Hayat Tahrir el Şam’ın süreksiz idaresi kurduğu Suriye’de, tüm silahlı kümelerin fes edildiği ve Yeni Suriye Savunma Bakanlığı’na katıldığını duyurmasıyla, yeni idarenin kurduğu “uzlaşma merkezleri” doldu taştı.
Suriye fiili lideri Ahmet el Şaraa’nın buyruğuyla, Suriye’de silahı olan herkes bu silahları yeni hükümete bırakmak üzere kuyruk oldu. Lakin bu kuyrukta yalnızca olağan vatandaş ve HTŞ’ye bağlı militanlar değil, birebir vakitte Esad Rejimi güçleri de vardı.
HTŞ hükümetinin kararına nazaran kendi istekleriyle, verilen müddette silahlarını teslim eden eski rejim üyelerine yeni bir kimlik tanınıyor ve “yüz kızartıcı bir suç” işledikleri ortaya çıkmadığı sürece genel af hakkına sahip oluyorlar.
SİLAHI BIRAK, AFFI AL
Esad rejimi periyodunda asker, polis ve memur olarak misyon yapan yüzlerce kişi, HTŞ’nin uzlaşma merkezlerinde silah bırakarak, yeni bir kimlik ve af alıyor.

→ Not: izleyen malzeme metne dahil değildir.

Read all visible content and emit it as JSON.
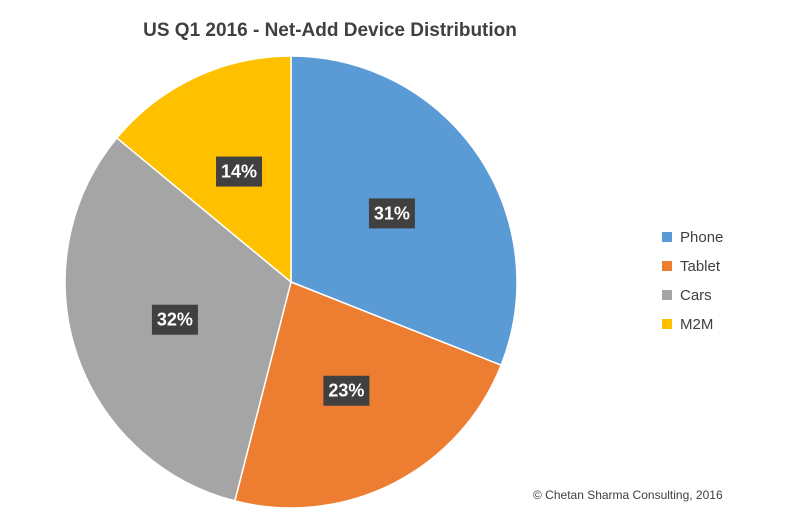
{
  "chart_data": {
    "type": "pie",
    "title": "US Q1 2016 - Net-Add Device Distribution",
    "categories": [
      "Phone",
      "Tablet",
      "Cars",
      "M2M"
    ],
    "values": [
      31,
      23,
      32,
      14
    ],
    "labels": [
      "31%",
      "23%",
      "32%",
      "14%"
    ],
    "colors": [
      "#5B9BD5",
      "#ED7D31",
      "#A5A5A5",
      "#FFC000"
    ],
    "legend_position": "right"
  },
  "footer": {
    "copyright": "© Chetan Sharma Consulting, 2016"
  }
}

Bazı uzlaşma merkezlerinde, yere bırakılan Beşar Esad portreleri ve eski Suriye bayrakları da dikkat çekti. Bilhassa eski Rejim için çalışan bireyler, uzlaşma merkezine girmeden evvel bu portrelere ve bayrağa basmak zorunda.
Daha sonra içeri giren şahıslar, bir numara alarak sürece giriyorlar. Kimliklerini, daha evvelki durumlarını ve bıraktıkları silahları kayda geçiren şahıslar, yeni kimlik ve isimle Suriye halkının ortasına karışıyor.
NEDEN SİLAH BIRAKTILAR?
Uzlaşma merkezinde BBC’ye konuşan kimi eski rejim askerleri, neden silah bıraktıklarını anlattı.
Silah bırakan eski asker Muhammed el-Nadif “Bize buyruk verilmedi, hiçbir bilgi yoktu. Üniformamı çıkardım, silahlarımı bıraktım ve Tartus’taki köyüme hakikat yola çıktım,” dedi.
O sıralarda eski Rejim askeri Muhammed Ramazan, Şam’ın dışındaki bir bölgede misyondaydı. Ramazan, “Bize buyruk verecek kimse yoktu. Kumandanlarımızın birçok bizden evvel kaçmıştı. O vakit düşündüm, ailemi doyurmaya bile yetmeyecek kadar az maaş veren biri için neden öleyim, neden savaşayım?
Birçok asker, ayda 600 liranın altında maaş aldıklarını ve ailelerini doyuracak kadar erzak alamadıklarını söyledi. Pek birden fazla, Rejimin işlediği insanlık hatalarından kendilerini soyutladı.
El Nadif, “Rejimin makus işlerine katılmadım. Yaptıklarını aşağılık buluyorum. Suriyelilere karşı işlenen katliamların ve hataların bir kesimi olmamak için her şeyi yaptım,” dedi ve “Yanlış tarafta olduğumu biliyordum ve iki kere ordudan ayrılmaya çalıştım. Lakin kaçmak mümkün değildi. Ordu, tüm sivil evraklarıma el koymuştu.” diye ekledi.
Yirmi dört yıl orduda vazife yapan Sümer el-Hamvi, “Çoğu insan hiçbir şey bilmiyor. Ben Seydnaya’da ya da öteki hapishanelerde ne olduğunu bilmiyorum,” dedi.